Апокалипсис. Первая печать. Древняя Церковь
Есть руководящая книга всех христиан. Это, конечно, Откровение Святого Иоанна Богослова. И, собственно говоря, там есть эта книга, за семью печатями, которая есть история. То есть история – это есть прочтение этой книги за семью печатями. И каждая из этих семи печатей – это определенная историческая эпоха. Эта эпоха символизирована всадниками и т. д.

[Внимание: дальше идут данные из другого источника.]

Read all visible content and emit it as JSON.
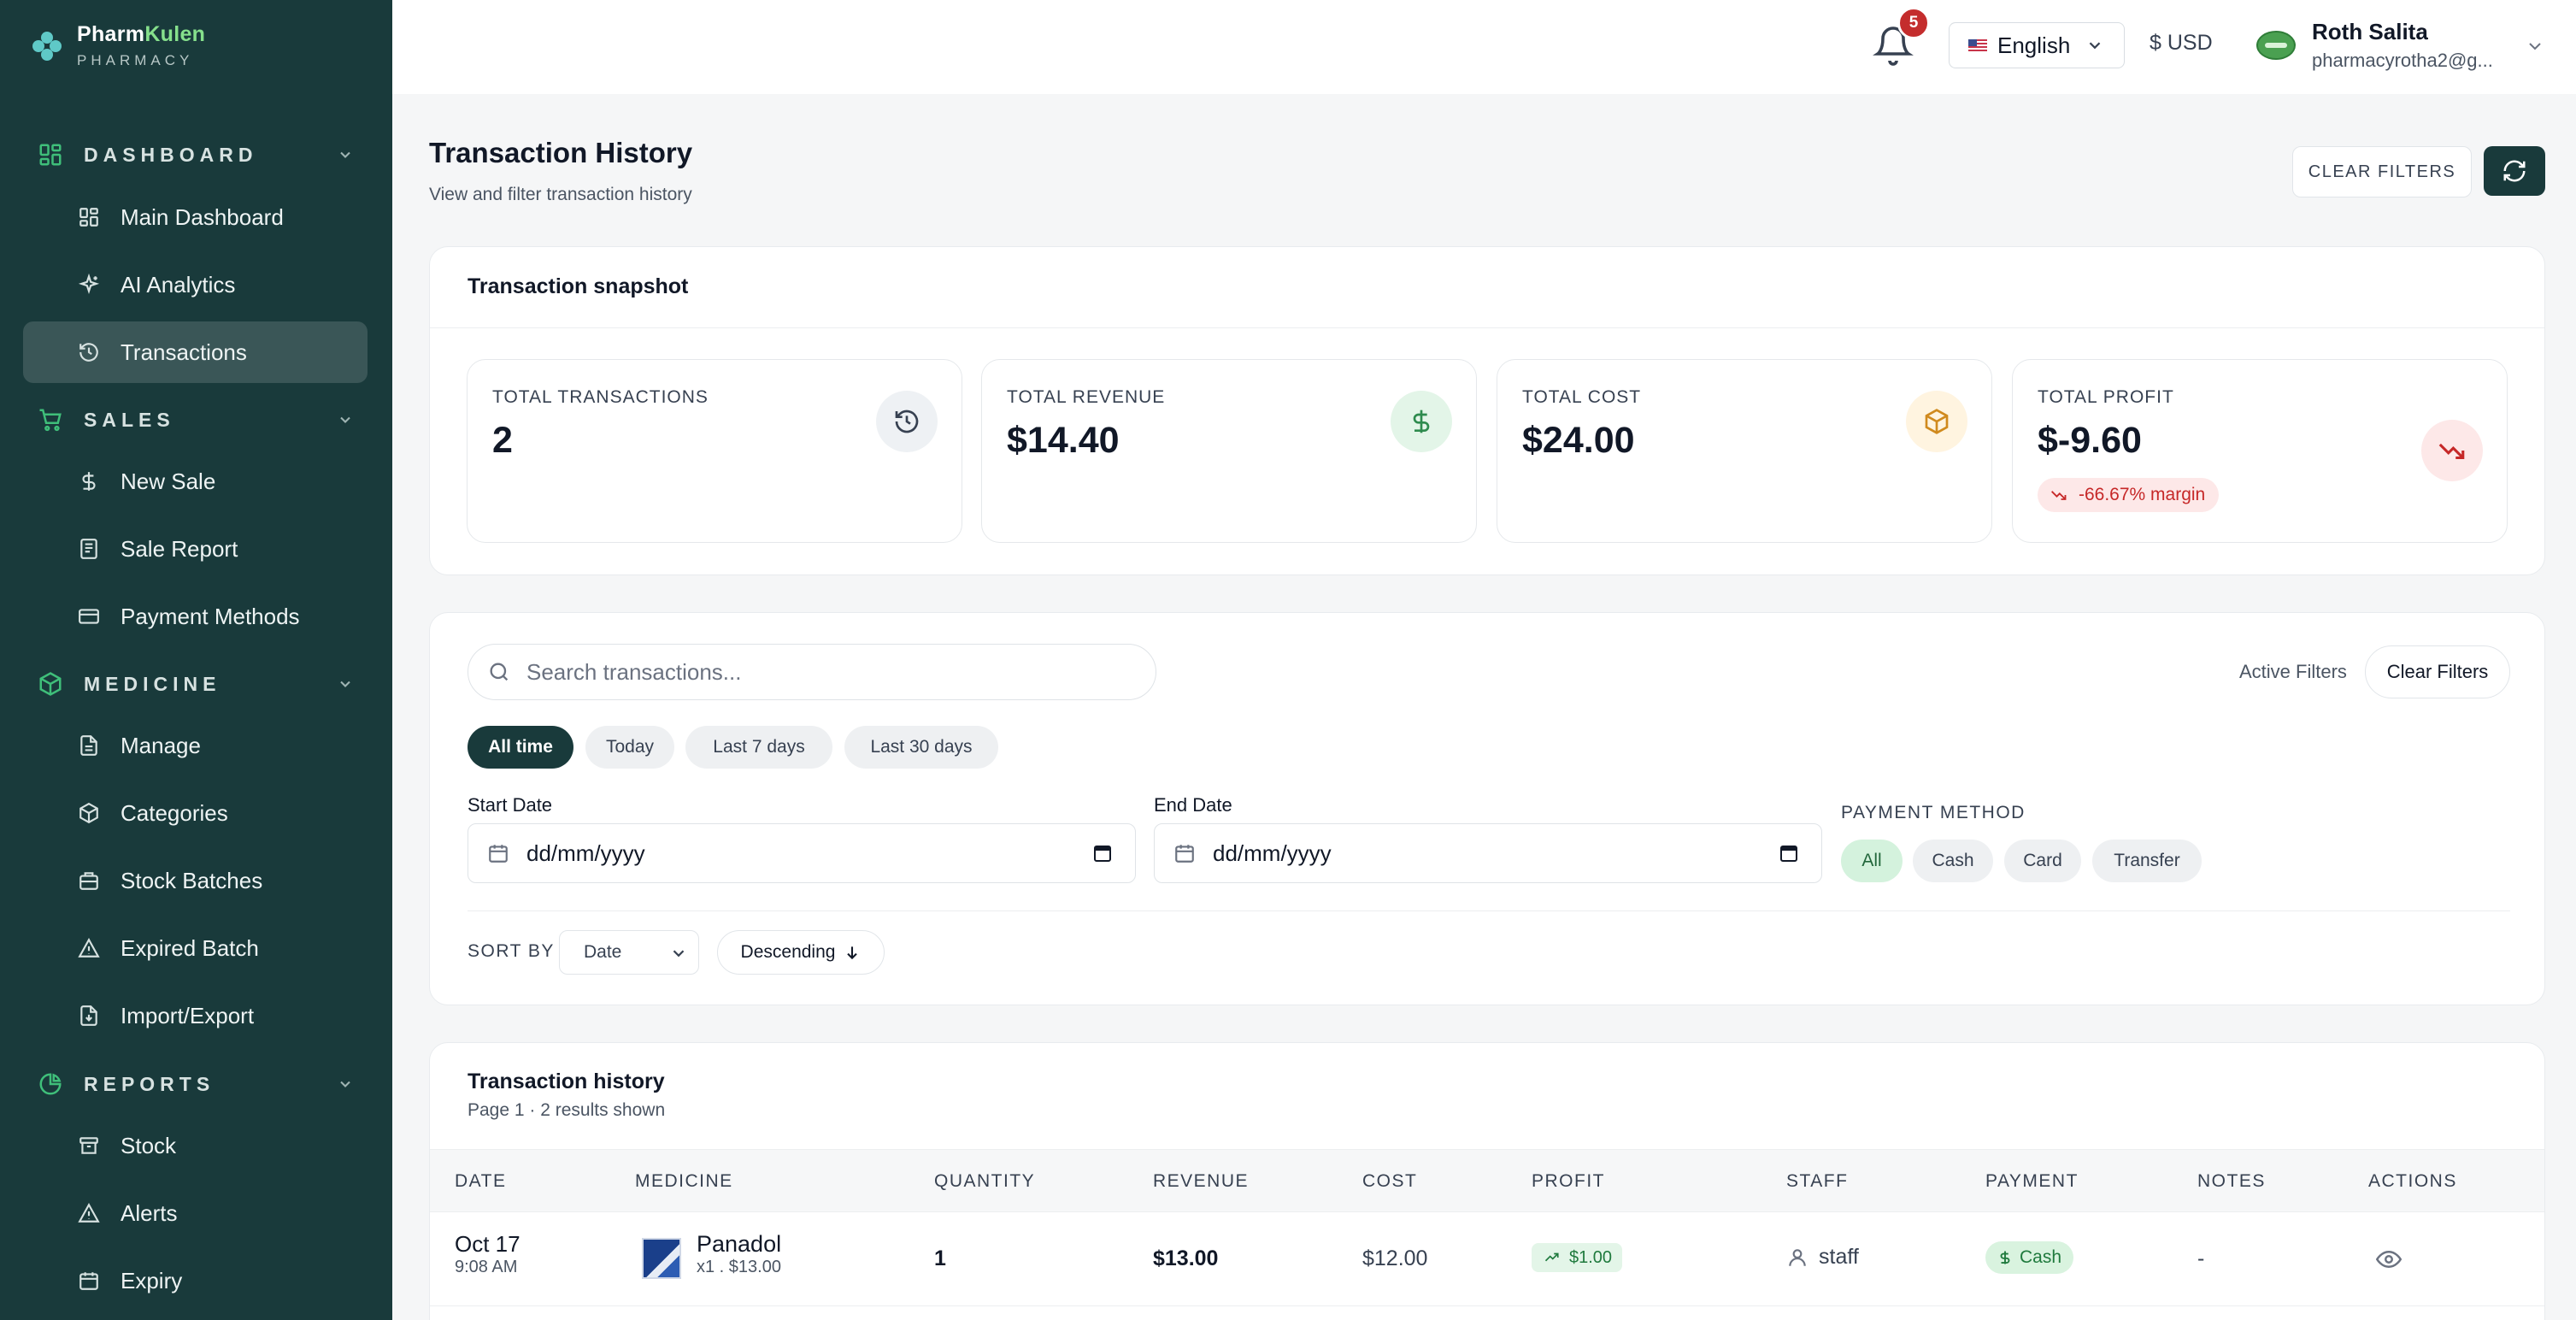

Сейчас мы рассмотрим хотя бы первые четыре эти вещи, потому что они как раз имеют прямое отношение к проблеме богослужебного пения: когда оно возможно, когда оно невозможно. Так вот если мы сейчас будем говорить о снятиях этих печатей с книги, то мы получим еще картину: что такое история: и христианская история, и история вообще, но прежде всего христианская история? История – это постепенное раскрытие «потаенного». Раскрытие «потаенного». Это разные способы раскрытия «потаенного», и каждое снятие печати являет новый способ раскрытия «потаенного». И это еще символизировано всадниками, о чем мы поговорим чуть-чуть попозже.
Еще тут надо сказать, что когда мы говорим о раскрытии «потаенного», то раскрытие «потаенного» как осуществляется? Оно осуществляется через взаимодействие с «непосредственно данным». То есть – есть «потаенное», а есть «непосредственно данное» – что нам дано. И вот эти способы раскрытия «потаенного» отличаются друг от друга теми взаимоотношениями, в которые вступают «потаенное» и «непосредственно данное». Так вот, первая печать, которая снимается, тут «потаенное» раскрывается как теозис. То есть вот это обожение человека. Причем абсолютное обожение, которое становится доступным только через аскезу. Что такое аскеза? Это полное отвержение «непосредственно данного». То есть то, что и сказал Иоанн Богослов: «Кто любит мир, в том нет любви Отчей». Все. Точка. Ни о каком попечительстве о мире, ни какой мысли о мире быть не может. Это все помыслы, которые отбрасываются без всякого разговора. Это просто какое-то даже отступничество. И, собственно говоря, вот эта аскеза и является тем путем полного отвержения мира. То есть полного отрицания «непосредственно данного». И здесь мы видим, если мы возьмем уже какие-то исторические факты, что это, ну, конечно же, отцы, великие отцы монашества. Это Антоний Великий, Макарий Египетский, и т. д. вплоть до Василия Великого, который является теоретиком этого. То есть это отцы пустынники. Но сейчас мы не будем говорить, что потом через Кассиана Римлянина это все пошло на Запад через Бенедикта и т. д. Но во всяком случае это то, что мы сейчас имеем в виде этих патериков, в виде в основном Добротолюбия греческого, и все эти самые своды монашеских правил. Но мы видим там даже такие примеры – сейчас, конечно, они для нас не то что недостижимы, они немыслимы. Мария Египетская – она вообще причащалась один раз в конце жизни. Это высшее христианское служение. Она не то что на богослужения не ходила, она даже не причащалась. То есть это были люди такой близости к этой ослепительной истине, что им не надо было никакого посредничества. И снятие первой печати символизирует вот этот период христианской истории. Когда монах был доминирующей фигурой. Не просто монах, а монах-отшельник, монах-пустынник, столпник. Тот человек, который истязает себя самым кошмарным образом, только бы чтобы, так сказать, не иметь ничего общего с миром. И в этот период – Иоанн Лествичник, если мы будем брать литературные примеры, Авва Дорофей, Добротолюбие и т. д. и т. п.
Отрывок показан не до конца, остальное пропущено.